In this case defendant received the materials, paid the freight, permitted the use of the materials in the construction of its building, and made no disclaimer of responsibility. In addition thereto plaintiff, sometime in July, sent to defendant a statement of the account approved by Lehrack.
It was admitted in the trial of the case that of the contract price of $8,234.55 defendant had, on July 1, $4,789.62, and on August 1, $2,428.18.
Complaint is made of the introduction in evidence of certain conversations between plaintiff and defendant and agents of Lehrack relative to the approval of plaintiff’s statement of account. Defendant contends that such conversations tended to convey to the jury an inference of a duty on the part of defendant to notify *736plaintiff that it was not responsible for the bill or to have plaintiff’s statement approved by Lehrack. The court said:
“Any conversation which. Lehrack had with these parties regarding this matter is not binding upon the defendant in this case. The evidence is introduced merely to explain plaintiff’s conduct and why plaintiff was induced to ship this material. It is not binding upon the defendant as varying the terms of that contract in any respect.”
The defendant, in our opinion, was not prejudiced. Whether defendant should have notified plaintiff that he would not accept the materials and not be responsible for the bill therefor was a question of fact for the jury. (Bartholomae & Co., v. Paull, 18 W. Va. 771.)
It was admitted by appellant that on August 1, it still had sufficient balance of the contract price with which to pay this account, and the jury, found that sometime during the month of July a statement of the account, approved by Lehrack, was transmitted by plaintiff to defendant.
It is a reasonable rule that one who, in good faith, ships goods to another may acquire the right to treat the other as a buyer, when the other, without disclaiming liability, receives and uses the goods, thereby receiving the benefit.
In 23 R. C. L. 1263 it is stated:
“A contract of sale may be implied from the facts and circumstances of the case creating an obligation on the part of the buyer-to pay for goods received from another, and ordinarily when one person receives goods or merchandise from another the law implies a contract on his part to pay therefor, which will support an action of assumpsit for goods sold and delivered. One cannot ordinarily accept goods from another and use them and then refuse to pay for them on the ground that he never ordered them.”
When the defendant chose to accept plaintiff’s goods and use them in its elevator, knowing that plaintiff was looking to it for payment, the law implied a contract on its part.
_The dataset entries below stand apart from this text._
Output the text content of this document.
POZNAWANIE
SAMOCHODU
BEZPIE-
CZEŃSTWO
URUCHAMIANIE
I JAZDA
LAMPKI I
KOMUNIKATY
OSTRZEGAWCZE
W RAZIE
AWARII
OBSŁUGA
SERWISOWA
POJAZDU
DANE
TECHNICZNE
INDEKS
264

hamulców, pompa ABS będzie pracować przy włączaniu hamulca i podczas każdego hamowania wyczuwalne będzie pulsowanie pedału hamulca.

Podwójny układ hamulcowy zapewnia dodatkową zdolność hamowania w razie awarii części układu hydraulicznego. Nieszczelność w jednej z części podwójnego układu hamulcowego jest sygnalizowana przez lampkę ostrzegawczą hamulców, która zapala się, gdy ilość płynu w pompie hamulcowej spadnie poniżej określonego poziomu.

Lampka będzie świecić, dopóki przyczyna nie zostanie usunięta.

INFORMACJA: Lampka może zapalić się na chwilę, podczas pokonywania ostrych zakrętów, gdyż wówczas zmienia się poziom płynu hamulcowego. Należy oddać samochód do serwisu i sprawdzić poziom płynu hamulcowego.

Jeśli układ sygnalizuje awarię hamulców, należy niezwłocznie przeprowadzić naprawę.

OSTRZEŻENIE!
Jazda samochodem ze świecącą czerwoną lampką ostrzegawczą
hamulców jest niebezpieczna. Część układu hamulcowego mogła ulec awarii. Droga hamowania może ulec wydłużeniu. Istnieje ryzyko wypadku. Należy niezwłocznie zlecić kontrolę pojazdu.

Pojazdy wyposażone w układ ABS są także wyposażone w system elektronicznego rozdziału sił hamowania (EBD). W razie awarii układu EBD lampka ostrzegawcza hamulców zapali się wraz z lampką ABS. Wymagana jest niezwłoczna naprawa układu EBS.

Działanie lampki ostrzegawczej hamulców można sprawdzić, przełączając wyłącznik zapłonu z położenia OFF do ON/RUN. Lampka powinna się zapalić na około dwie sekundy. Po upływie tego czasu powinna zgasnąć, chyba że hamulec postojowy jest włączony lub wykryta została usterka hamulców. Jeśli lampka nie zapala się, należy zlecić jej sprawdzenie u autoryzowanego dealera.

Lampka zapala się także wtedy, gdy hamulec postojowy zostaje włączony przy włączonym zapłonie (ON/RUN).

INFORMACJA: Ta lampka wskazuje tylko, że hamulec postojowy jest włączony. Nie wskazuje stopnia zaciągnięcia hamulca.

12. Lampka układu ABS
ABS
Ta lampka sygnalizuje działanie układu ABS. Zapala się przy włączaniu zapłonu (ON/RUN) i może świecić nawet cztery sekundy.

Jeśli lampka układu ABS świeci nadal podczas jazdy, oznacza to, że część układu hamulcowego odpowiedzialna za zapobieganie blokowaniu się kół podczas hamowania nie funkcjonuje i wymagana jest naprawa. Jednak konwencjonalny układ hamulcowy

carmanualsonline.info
In Manufacturing Co. v. Mausoleum Co., 103 Kan. 236, 173 Pac. 302, it was held: “The builders of a mausoleum are liable to those who furnish the material for the erection thereof, in a sum equal to the amount unpaid on the contract, where the contractor becomes insolvent and is unable to perform his contract, and the owners agree with the contractor to complete the mausoleum and to pay for all materials and labor not already paid for, not exceeding, in all payments, the contract price.” (Syl.)
We perceive no reversible error. The judgment is therefore affirmed.